It’s a shame to be reporting this story under the heading of ‘The Feminist Week In Bullshit’, when the addition of a single pronoun could have earnt it the full-on respectful doffing of the feminist cap, but nonetheless behold the story of enigmatic French photographer/graffiti artist JR, who this week has covered the entire circumference of Ile Saint-Louis in the river Seine with photographs of women’s eyes. Not just any women, that is, but specifically eyes belonging to women from a range of disadvantaged and oppressed backgrounds in the developing world, from poverty-stricken single mothers, to rape victims, to the carers trying to help the legions of hungry, needy, and war-wearied. All staring out unflinchingly at the affluent Parisians as they sashay past en route to the boulot or perhaps to le MacDo. All exposed to the world in giant, unescapable detail, their many tragic stories writ large along the Seine.
Surely this is not the stuff of feminist bullshit? Not in a world full of plastic surgery, pay gaps, porn culture, rape, prostitution, and Richard Littlejohn? Isn’t this actually a celebration of women and a refreshingly relevant and pro-feminist political statement from a (male) artist? Shouldn’t I be all over this like David Cameron in Rupert Murdoch’s bathtub?
Answer: yes.
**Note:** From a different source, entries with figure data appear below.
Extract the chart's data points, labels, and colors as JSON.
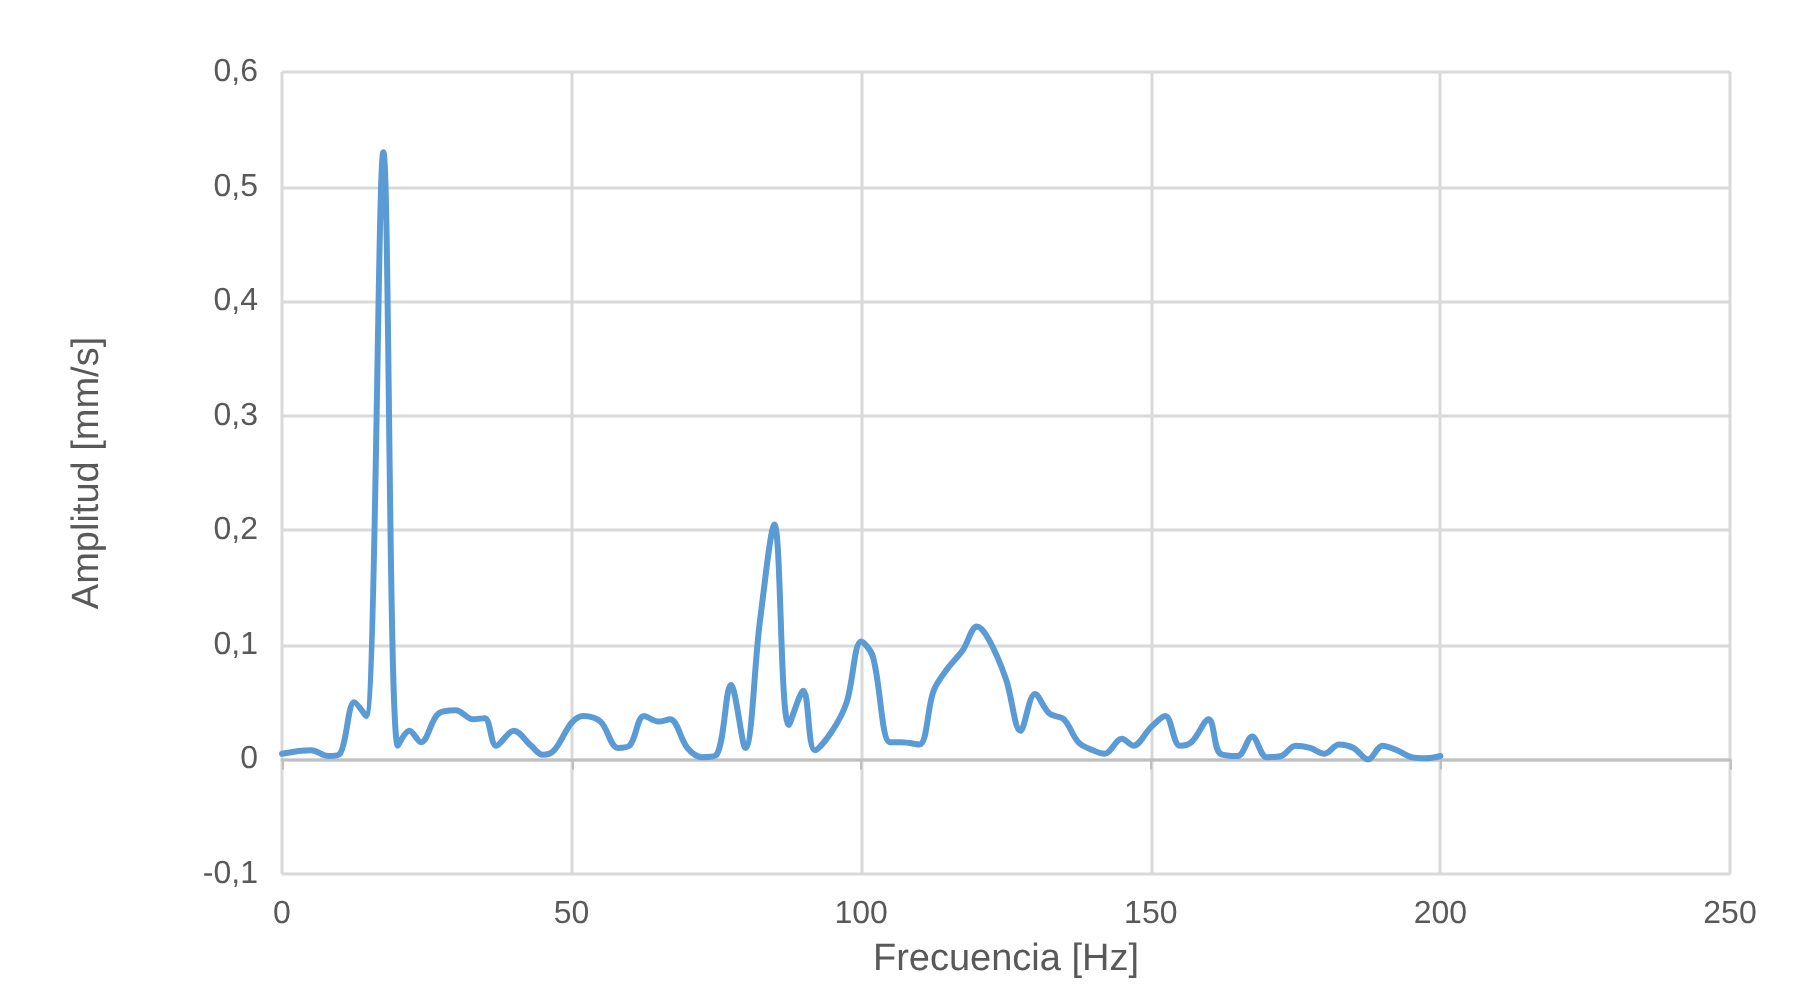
{
  "chart_data": {
    "type": "line",
    "xlabel": "Frecuencia [Hz]",
    "ylabel": "Amplitud [mm/s]",
    "x": [
      0,
      5,
      8,
      10,
      12.5,
      14.5,
      17.5,
      20,
      22,
      24,
      27,
      30,
      33,
      35,
      37,
      40,
      43,
      45,
      47,
      50,
      52,
      55,
      58,
      60,
      62.5,
      65,
      67,
      70,
      72.5,
      75,
      77.5,
      80,
      82.5,
      85,
      87.5,
      90,
      92,
      95,
      97.5,
      100,
      102,
      105,
      107,
      110,
      112.5,
      115,
      117.5,
      120,
      122,
      125,
      127.5,
      130,
      132.5,
      135,
      137.5,
      140,
      142,
      145,
      147,
      150,
      152.5,
      155,
      157,
      160,
      162,
      165,
      167.5,
      170,
      172.5,
      175,
      177.5,
      180,
      182.5,
      185,
      187.5,
      190,
      192.5,
      195,
      197.5,
      200
    ],
    "series": [
      {
        "color": "#5b9bd5",
        "values": [
          0.005,
          0.008,
          0.003,
          0.005,
          0.05,
          0.038,
          0.53,
          0.012,
          0.025,
          0.015,
          0.04,
          0.043,
          0.035,
          0.036,
          0.012,
          0.025,
          0.012,
          0.004,
          0.008,
          0.032,
          0.038,
          0.033,
          0.01,
          0.012,
          0.038,
          0.033,
          0.035,
          0.01,
          0.002,
          0.004,
          0.065,
          0.01,
          0.12,
          0.205,
          0.03,
          0.06,
          0.008,
          0.025,
          0.05,
          0.103,
          0.09,
          0.015,
          0.015,
          0.013,
          0.06,
          0.08,
          0.095,
          0.116,
          0.105,
          0.07,
          0.025,
          0.057,
          0.04,
          0.035,
          0.015,
          0.008,
          0.005,
          0.018,
          0.012,
          0.028,
          0.038,
          0.012,
          0.015,
          0.035,
          0.005,
          0.003,
          0.02,
          0.002,
          0.003,
          0.012,
          0.01,
          0.005,
          0.013,
          0.01,
          0.0,
          0.012,
          0.008,
          0.002,
          0.001,
          0.003
        ]
      }
    ],
    "xlim": [
      0,
      250
    ],
    "xticks": [
      0,
      50,
      100,
      150,
      200,
      250
    ],
    "ylim": [
      -0.1,
      0.6
    ],
    "yticks": [
      {
        "value": -0.1,
        "label": "-0,1"
      },
      0,
      {
        "value": 0.1,
        "label": "0,1"
      },
      {
        "value": 0.2,
        "label": "0,2"
      },
      {
        "value": 0.3,
        "label": "0,3"
      },
      {
        "value": 0.4,
        "label": "0,4"
      },
      {
        "value": 0.5,
        "label": "0,5"
      },
      {
        "value": 0.6,
        "label": "0,6"
      }
    ],
    "grid": true,
    "marker": "none",
    "line_style": "solid"
  }
}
And I am. Or at least, I very much would be, were it not for the well-meaning but unfortunate title given to the project: Women Are Heroes. See that? That’s a thoughtful and pro-feminist project, immediately scuppered by the flipside of the more usual manifestation of the virgin/whore dichotomy. That’s to say, the romanticization of women as a class is as pernicious as the defamation of women as a class. It’s no different from the chivalric code venerating women in exchange for their own sovereignty; assigning a certain set of values (positive, in this case) to a class of people which then forces them to transcend their status as human beings. It’s simple really. Women as a class are neither heroes nor villains. They’re members of the race homo sapiens, meaning they contain within them the DNA formed slowly over billions of evolutionary years like slow-roasted primordial soup, which DNA allows or causes them (the jury is out, or at least pending publication of the next book by Richard Dawkins) to be decent souls, or dickheads, often both. Just like men, oddly enough. I had hoped that in the 21st century we would be past the whole shackle-rustingly medieval trope of women as visions of moral perfection (when not living embodiments of stinking carnal hellfire filth).
The women whose eyes are currently blazoned across the Ile Saint-Louis are without doubt heroic human beings; had JR only entitled his work These Women Are Heroes, a very different response would have been called for. Such is the power of pronouns. JR take note: one only has to look here to see how annoyingly unheroic women can be.